Le travail debout est rarement compté comme un risque à part entière. Il n’a pas d’accident spectaculaire à son actif, pas de seuil réglementaire clair, pas de case dédiée dans la plupart des documents uniques. Il use lentement, et c’est précisément ce qui le rend difficile à voir.
Les enquêtes publiques, elles, le mesurent depuis longtemps.
Ce que l’on sait
Plus de 5 millions de salariés en France travaillent debout ou piétinent au moins vingt heures par semaine. C’est le chiffre de l’enquête SUMER, reprise par l’INRS en 2024.
51 % des salariés déclarent rester debout de manière prolongée au travail, selon l’enquête Conditions de travail de la DARES. Un sur deux.
18 % des actifs jugent cette position « pénible » ou « fatigante » - enquête SUMER 2017, également DARES. L’écart avec le chiffre précédent mérite qu’on s’y arrête : être debout longtemps ne devient une plainte que dans une partie des situations. C’est là que se joue tout l’intérêt d’une évaluation par poste.
Environ 30 000 salariés par an sont reconnus en incapacité permanente pour des troubles physiques liés à leurs conditions de travail (INRS, juin 2025). Tous ne relèvent pas de la station debout, loin de là. Mais ces reconnaissances arrivent au bout d’un processus long, et rarement d’un événement unique.
Ce que les chiffres ne disent pas
Aucune de ces enquêtes ne dit pourquoi tel poste use et pourquoi le poste voisin, apparemment identique, n’use pas. Elles décrivent une exposition, pas une situation.

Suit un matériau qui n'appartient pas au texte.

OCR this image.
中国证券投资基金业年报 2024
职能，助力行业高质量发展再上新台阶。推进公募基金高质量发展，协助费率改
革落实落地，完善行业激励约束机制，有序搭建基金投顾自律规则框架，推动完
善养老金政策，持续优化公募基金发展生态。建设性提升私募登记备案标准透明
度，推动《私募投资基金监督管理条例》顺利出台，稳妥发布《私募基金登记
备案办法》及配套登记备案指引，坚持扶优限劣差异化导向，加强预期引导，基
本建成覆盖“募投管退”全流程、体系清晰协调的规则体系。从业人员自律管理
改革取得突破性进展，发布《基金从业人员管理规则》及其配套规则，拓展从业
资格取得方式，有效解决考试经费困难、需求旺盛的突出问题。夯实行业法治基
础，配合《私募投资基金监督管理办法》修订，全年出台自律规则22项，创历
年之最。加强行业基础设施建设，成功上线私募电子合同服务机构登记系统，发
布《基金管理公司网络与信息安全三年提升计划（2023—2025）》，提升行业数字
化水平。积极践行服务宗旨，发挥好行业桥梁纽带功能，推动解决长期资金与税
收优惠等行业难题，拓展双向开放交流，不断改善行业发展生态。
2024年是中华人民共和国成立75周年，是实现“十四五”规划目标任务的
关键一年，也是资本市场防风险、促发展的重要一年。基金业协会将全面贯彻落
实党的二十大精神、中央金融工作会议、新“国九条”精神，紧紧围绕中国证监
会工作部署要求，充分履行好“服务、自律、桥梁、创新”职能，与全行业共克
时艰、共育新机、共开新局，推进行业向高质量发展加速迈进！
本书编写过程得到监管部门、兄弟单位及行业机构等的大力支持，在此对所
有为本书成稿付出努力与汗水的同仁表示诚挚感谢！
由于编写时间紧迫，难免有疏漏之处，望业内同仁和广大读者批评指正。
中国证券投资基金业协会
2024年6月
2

Ce qui fait la différence tient à des éléments qu’aucune statistique nationale ne capte : la possibilité de s’appuyer ou non, la nature du sol, la marge pour changer de position sans sortir de la cadence, la hauteur du plan de travail par rapport au geste réel, l’existence d’un endroit où poser un pied.
C’est aussi pour cela qu’un chiffre national ne fonde pas un plan d’action. Il justifie qu’on regarde. Regarder, c’est le travail suivant.
Comment aborder le sujet
Trois ouvertures simples, pour une entreprise qui souhaite traiter cette problématique :
La première : l’absence de plainte ne prouve rien. Les compensations posturales sont silencieuses et progressives, et les salariés concernés les intègrent à leur métier avant de les signaler.
La deuxième : le sujet est mesurable. Une exposition se quantifie, une contrainte posturale s’observe, et l’écart entre deux relevés se chiffre. C’est ce qui permet de prioriser sans arbitrer à l’intuition.
La troisième : il se traite poste par poste. Une politique générale sur le travail debout n’existe pas ; ce sont des situations concrètes qui s’améliorent, une par une.
Sources. INRS, enquête SUMER 2024 · DARES, enquête Conditions de travail · DARES, enquête SUMER 2017 · INRS, juin 2025.